🤖 AI Summary
This work addresses the limitation of existing task vector designs, which lack direct evaluation of alignment with the in-context learning (ICL) prediction distribution and rely solely on downstream accuracy, thereby hindering effective extraction. To overcome this, the study proposes minimizing the discrepancy between task vectors and ICL in next-token probability distributions as a core principle, introducing for the first time a distribution alignment metric, $d_{\text{NTP}}$, as a direct measure of task vector quality. Based on this criterion, the authors develop LTV, a closed-form linear mapping method. Experiments demonstrate that LTV improves average accuracy by 9.2% across eight classification benchmarks and five large language models, while significantly reducing inference latency. It also excels in regression tasks and cross-model transfer, enabling smaller models to achieve a 6.4% performance gain by leveraging task vectors from larger models.
📝 Abstract
In-context learning (ICL) allows large language models (LLMs) to adapt to new tasks through demonstrations, yet it suffers from escalating inference costs as context length increases.

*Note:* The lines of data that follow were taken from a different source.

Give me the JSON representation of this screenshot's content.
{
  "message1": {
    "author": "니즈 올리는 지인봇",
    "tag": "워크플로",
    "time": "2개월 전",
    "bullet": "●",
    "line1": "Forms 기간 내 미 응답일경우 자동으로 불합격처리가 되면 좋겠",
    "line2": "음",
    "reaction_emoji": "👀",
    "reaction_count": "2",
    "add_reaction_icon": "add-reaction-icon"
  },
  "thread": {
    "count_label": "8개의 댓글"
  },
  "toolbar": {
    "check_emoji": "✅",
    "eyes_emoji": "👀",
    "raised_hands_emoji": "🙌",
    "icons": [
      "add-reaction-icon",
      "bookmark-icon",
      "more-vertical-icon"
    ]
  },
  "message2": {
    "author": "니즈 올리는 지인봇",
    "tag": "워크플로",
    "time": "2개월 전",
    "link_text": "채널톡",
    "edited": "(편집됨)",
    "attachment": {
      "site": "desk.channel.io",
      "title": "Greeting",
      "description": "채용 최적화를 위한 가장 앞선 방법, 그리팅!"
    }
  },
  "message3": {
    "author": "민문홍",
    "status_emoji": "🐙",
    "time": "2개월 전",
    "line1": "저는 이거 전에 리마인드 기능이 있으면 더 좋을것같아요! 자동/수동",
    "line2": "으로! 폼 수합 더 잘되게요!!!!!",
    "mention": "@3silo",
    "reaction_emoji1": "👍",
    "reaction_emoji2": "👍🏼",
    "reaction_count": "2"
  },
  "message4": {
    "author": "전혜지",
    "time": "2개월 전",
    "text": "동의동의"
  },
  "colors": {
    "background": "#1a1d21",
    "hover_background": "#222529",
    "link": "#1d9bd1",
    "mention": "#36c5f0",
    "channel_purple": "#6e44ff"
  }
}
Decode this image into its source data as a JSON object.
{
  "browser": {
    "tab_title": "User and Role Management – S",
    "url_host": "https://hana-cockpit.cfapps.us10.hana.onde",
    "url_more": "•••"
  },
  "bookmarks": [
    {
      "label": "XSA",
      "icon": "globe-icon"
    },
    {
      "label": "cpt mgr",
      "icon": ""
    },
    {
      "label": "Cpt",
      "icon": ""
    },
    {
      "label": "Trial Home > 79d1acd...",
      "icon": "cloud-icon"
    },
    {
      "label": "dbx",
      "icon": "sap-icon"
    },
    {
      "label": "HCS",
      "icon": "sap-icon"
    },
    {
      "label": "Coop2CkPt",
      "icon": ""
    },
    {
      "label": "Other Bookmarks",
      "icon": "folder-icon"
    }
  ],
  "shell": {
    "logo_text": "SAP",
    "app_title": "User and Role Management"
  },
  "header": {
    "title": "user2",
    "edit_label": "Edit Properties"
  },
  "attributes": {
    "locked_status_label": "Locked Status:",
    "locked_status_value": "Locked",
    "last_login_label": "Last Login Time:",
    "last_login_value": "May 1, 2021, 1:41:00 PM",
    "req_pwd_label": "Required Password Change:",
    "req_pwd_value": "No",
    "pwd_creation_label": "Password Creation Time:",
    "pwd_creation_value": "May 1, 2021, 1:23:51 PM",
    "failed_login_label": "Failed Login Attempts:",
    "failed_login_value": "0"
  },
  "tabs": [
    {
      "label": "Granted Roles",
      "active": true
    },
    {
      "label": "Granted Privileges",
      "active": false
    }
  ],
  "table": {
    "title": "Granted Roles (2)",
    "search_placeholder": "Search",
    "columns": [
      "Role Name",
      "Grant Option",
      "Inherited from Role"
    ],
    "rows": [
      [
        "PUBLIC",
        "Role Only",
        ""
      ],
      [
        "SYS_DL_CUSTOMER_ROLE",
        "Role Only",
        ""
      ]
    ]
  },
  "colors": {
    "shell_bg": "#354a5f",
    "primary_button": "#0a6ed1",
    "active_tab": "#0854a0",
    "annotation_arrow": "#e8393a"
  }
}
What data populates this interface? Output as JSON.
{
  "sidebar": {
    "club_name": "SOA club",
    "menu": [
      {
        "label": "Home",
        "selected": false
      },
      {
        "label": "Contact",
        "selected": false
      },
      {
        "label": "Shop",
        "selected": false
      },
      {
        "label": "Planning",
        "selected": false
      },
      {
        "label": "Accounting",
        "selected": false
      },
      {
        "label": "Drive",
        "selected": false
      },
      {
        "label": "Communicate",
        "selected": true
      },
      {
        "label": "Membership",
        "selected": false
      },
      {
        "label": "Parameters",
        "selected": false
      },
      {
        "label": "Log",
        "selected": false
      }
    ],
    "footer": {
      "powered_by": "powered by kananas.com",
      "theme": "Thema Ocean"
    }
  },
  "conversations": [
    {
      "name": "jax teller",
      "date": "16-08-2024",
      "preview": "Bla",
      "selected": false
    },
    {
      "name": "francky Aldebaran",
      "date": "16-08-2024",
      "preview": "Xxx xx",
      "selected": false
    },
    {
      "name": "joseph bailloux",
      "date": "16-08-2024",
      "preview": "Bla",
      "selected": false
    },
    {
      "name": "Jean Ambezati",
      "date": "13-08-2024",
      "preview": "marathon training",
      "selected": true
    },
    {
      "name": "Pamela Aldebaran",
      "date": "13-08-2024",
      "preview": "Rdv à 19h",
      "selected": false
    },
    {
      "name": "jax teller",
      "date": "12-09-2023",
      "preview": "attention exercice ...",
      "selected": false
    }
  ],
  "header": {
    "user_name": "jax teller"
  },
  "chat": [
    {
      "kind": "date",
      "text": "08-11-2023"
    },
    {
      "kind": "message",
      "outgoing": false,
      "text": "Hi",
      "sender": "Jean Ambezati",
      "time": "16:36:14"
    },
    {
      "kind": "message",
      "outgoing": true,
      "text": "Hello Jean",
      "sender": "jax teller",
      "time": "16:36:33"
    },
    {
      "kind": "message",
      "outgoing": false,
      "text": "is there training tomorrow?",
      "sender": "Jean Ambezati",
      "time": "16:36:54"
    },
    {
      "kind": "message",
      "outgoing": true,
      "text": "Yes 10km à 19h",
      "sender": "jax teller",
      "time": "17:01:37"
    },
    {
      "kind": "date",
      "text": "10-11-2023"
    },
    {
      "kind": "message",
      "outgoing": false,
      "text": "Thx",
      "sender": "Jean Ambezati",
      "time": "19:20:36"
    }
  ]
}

While task vectors offer a promising alternative by compressing demonstrations into compact hidden-state representations, their quality has been evaluated only through downstream task accuracy. This indirect criterion provides limited insight into how to design more effective task vector extraction methods. In this paper, we posit that inference using task vectors should align their predictive distribution with that of ICL. To quantify this, we introduce $d_{\text{NTP}}$, a metric that measures the discrepancy in next-token probabilities between task vector-based and ICL-based inference. Our empirical analysis reveals that $d_{\text{NTP}}$ serves as a performance proxy, exhibiting a strong negative correlation with downstream accuracy. Motivated by this, we develop Linear Task Vector (LTV), a method designed to minimize $d_{\text{NTP}}$ via a closed-form linear mapping that estimates demonstration effects through regression. Across eight classification benchmarks and five LLMs, LTV consistently outperforms existing task vector baselines, improving average accuracy by 9.2\% while reducing inference latency. We further show that LTV outperforms the baselines on regression tasks. Moreover, we investigate the transferability of LTV across different model scales; an aspect that has remained nascent in task vector research. Specifically, we empirically show that task vectors from a larger model can enhance a smaller model's performance by 6.4\%, suggesting a new utility for extracted task representations.